読書 「アヒルと鴨のコインロッカー」伊坂幸太郎著 (7点/10点)

最近映画化されたそうで。それがまたすこぶる傑作だそうで。


もともと伊坂幸太郎という名前は本屋の店頭でちょくちょく目にすることはあったものの、実際に読むことはなかったのだが、それだけよい映画の原作ならばやはりすごいのだろう。ということで手にとってみた。


物語は2年前と現在が交互にからみながらテンポよく進んでいく。
いきなり広辞苑を盗む!というちょっとした不条理的な要素を持ちながら、ミステリとしてそれらの不条理への現実的な答えをきっちり作りこんでいる点が見事だった。
2年前と現在のそれぞれが組になっていて、文体の作り方がシンメトリーになっているのもすごいと思った。
一つの青春小説としても読むことができて、本作を支える大きな「謎」はおまけなのかもしれない。

実際、ミステリと思って読んでいなかったのだが、よくよく本を見ると創元推理文庫なのでなるほど。
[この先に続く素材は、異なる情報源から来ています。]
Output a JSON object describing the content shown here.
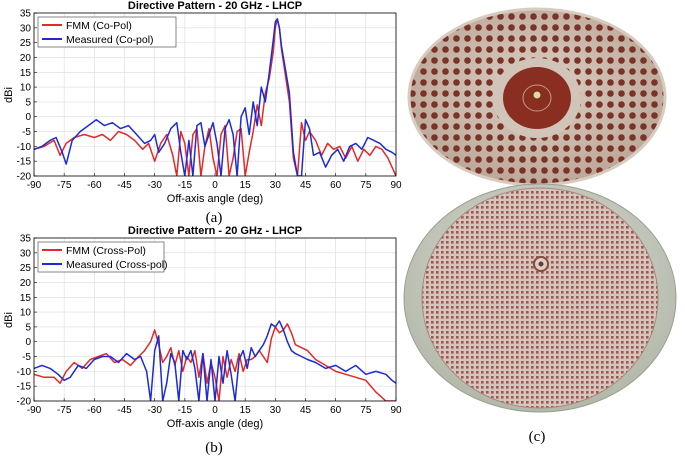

と納得する。


ただ個人的には期待しすぎたのか、全体的になんとなく薄味に感じた。
個々の小道具の使い方や構成力はすごいんだけど。
ばらまいた不条理が100%自分の中ですっきり浄化されたかというと、なんとなくこじつけのような印象も残っていてすっきりしなかったんだな。
あと読後の余韻というか匂いみたいなものがやっぱり「薄い」。


それにしてもこれ、どうやって映像化したのだろう。そこが気になる。